Paylaş
Uzayda süzülen ve dünyamıza muazzam miktarda enerji gönderen devasa güneş panelleri ilk başta bilim kurgu gibi gelebilir. 1920’li yıllarda Rus bilim insanı Konstain Tsiolkovsky’ın geliştirdiği konsept, uzun bir süre bilim insanlarına ve bilim kurgu yazarlarına ilham kaynağı oldu. Tsiolkovsky’ın bu konseptinden yaklaşık bir asır sonra, bilim insanlarını bunu gerçeğe dönüştürmek için çalışmalara başladı. Özellikle Avrupa Uzay Ajansı bu projelerin potansiyelini fark edip, finanse etme konusunda daha hızlı adımlar atmaya başladı.
İklim değişikliğinin, küresel sıcaklık ve hava koşulları değişiminin üstesinden gelebilmek için birçok ülke yenilenebilir enerjiye yönelmiş durumda. Ancak günün 24 saati enerjiye ihtiyaç duyarken; rüzgar santralleri yalnızca yeterli rüzgar hızı olduğunda, güneş panelleri ise gündüz saatlerinde enerji üretebilmekte. Günümüzdeki bataryalı enerji depolama sistemleri ise maliyet ve şebeke ölçeğinde uygulanabilirlik yönleriyle henüz yeterli seviyede değil.
Tüm bunları göz önüne aldığımızda dünyamız için enerji üretiminin yollarından biri, Tsiolkovsky’ın tasarladığına benzer şekilde uzayda güneş enerjisini kullanmak. Uzay tabanlı bir güneş enerjisi santralleri, günün 24 saati güneş alacak şekilde konumlandırıldığında enerji ihtiyacımızı çok rahat bir şekilde karşılayabilecek. Ancak bunun üstesinden gelebilmenin en önemli zorluklarından biri, bu devasa yapıların yörüngede sabit bir şekilde monte edilebileceği. Çünkü tek bir güneş santralinin 1.400 futbol sahasına denk gelecek 10 kilometrekare büyüklüğünde olması gerekliliği, bu yapıların roketlerle uzaya gönderilmesinde oldukça büyük bir maliyeti de beraberinde getiriyor.

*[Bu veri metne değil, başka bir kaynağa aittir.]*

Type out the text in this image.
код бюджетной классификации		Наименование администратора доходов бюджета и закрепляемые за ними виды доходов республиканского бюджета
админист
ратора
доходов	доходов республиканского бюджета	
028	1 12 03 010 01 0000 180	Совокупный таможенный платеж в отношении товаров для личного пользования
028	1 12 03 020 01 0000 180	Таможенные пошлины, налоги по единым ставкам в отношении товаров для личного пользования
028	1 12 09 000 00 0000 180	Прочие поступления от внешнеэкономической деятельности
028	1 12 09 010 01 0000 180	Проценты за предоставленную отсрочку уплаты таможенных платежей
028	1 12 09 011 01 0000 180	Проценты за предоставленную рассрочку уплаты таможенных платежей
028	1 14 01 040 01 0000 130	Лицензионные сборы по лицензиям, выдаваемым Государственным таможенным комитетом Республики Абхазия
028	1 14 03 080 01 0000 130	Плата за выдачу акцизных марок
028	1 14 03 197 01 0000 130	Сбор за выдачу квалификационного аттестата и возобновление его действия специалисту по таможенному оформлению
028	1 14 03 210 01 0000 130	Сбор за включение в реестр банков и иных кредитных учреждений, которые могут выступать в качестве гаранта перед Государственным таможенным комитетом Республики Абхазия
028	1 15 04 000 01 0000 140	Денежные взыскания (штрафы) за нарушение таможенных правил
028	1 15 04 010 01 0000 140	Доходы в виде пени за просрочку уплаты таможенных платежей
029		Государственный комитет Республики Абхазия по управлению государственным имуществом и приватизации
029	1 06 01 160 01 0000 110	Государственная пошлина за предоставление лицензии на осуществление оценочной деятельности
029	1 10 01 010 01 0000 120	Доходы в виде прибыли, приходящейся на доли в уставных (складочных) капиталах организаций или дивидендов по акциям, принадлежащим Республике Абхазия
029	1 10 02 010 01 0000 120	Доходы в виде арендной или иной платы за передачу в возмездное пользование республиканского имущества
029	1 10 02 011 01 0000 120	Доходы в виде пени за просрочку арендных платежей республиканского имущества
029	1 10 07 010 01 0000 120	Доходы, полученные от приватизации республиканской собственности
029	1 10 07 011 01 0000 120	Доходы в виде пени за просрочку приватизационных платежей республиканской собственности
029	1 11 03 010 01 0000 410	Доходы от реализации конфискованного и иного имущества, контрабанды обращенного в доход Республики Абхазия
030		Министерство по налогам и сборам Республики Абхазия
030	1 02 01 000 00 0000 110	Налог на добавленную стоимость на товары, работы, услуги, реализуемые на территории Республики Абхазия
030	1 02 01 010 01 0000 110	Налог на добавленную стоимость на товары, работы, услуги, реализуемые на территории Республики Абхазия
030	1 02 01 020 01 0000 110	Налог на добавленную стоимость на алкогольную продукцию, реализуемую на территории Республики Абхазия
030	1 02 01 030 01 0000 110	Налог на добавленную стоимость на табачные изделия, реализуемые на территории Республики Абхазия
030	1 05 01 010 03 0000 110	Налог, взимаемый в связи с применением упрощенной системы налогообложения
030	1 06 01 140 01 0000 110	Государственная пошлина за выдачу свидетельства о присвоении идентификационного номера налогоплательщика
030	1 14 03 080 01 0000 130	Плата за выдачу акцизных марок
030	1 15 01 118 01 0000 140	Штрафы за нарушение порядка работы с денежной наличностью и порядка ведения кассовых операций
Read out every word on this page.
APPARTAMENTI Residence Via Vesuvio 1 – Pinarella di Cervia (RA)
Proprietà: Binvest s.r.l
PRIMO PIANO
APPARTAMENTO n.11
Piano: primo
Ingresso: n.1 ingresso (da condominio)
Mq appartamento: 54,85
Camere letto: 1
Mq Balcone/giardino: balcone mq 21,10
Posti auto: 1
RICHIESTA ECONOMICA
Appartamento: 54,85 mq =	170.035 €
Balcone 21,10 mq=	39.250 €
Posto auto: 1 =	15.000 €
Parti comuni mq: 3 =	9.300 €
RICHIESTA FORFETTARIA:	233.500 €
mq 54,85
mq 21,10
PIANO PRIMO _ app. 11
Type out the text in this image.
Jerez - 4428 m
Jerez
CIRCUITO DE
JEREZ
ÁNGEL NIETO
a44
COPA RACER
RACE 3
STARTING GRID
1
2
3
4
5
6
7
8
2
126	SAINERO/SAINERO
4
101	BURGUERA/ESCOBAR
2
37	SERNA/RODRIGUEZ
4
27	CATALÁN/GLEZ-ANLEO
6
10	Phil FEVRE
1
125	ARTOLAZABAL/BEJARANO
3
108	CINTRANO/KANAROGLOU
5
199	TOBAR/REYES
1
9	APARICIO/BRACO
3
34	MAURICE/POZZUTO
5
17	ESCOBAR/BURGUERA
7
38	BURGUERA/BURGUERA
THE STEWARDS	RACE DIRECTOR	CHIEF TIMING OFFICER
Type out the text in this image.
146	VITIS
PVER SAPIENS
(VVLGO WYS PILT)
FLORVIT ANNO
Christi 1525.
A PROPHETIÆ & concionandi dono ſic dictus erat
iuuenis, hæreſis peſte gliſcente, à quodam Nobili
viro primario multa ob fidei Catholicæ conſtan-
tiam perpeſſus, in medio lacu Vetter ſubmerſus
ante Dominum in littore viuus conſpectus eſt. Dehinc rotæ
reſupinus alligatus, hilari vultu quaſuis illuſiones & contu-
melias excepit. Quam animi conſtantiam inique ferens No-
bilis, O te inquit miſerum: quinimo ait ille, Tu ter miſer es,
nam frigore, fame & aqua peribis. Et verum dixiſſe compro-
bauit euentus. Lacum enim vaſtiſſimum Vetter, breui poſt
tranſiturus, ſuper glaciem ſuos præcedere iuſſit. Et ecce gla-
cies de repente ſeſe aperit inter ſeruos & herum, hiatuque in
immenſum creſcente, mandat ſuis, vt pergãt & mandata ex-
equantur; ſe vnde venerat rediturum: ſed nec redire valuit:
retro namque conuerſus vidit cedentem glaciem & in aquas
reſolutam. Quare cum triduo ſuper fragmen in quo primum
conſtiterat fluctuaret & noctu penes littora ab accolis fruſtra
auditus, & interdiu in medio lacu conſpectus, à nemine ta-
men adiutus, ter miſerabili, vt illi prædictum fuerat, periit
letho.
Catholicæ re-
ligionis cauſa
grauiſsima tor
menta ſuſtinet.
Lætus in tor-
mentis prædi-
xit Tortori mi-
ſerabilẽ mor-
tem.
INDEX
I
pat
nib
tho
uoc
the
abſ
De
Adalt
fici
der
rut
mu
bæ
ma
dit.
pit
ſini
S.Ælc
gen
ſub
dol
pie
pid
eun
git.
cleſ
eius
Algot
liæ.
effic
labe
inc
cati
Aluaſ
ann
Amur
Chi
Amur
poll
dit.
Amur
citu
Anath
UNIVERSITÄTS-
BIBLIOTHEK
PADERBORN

California Teknoloji Enstitüsü, 2017 yılında yaptığı çalışmada ultra hafif güneş panelleri üzerine çalışmış ve metrekare başına ağırlığı 280 grama düşürebilmişti. Bunun yanı sıra bilim insanları dünyadan uzaya malzeme göndermek yerine, Ay’daki malzemeleri kullanıp kullanamayacakları üzerinde de çalışıyor.
Uzayda üretilen enerjinin dünyaya iletilebilmek için Japonya Havacılık ve Uzay Araştırma Ajansı liderliğindeki araştırmacılar, üretilen enerjinin elektromanyetik dalgalarla dünyadaki bir antene aktarılması ve daha sonra bunun dünyada elektrik enerjisine çevrilmesi üzerine çalışmalar yürüyor. Şu ana kadar yapılan çalışmalar, bunun yapılabileceğini gösteriyor. Bu alandaki en büyük somut adımı ise Çin atacak gibi görünüyor. Çin, 2050 yılına kadar faaliyete geçirmeyi planladığı Omega adlı bir sistem ile uzayda enerji üretip dünyaya 2GW güç sağlamayı hedefliyor.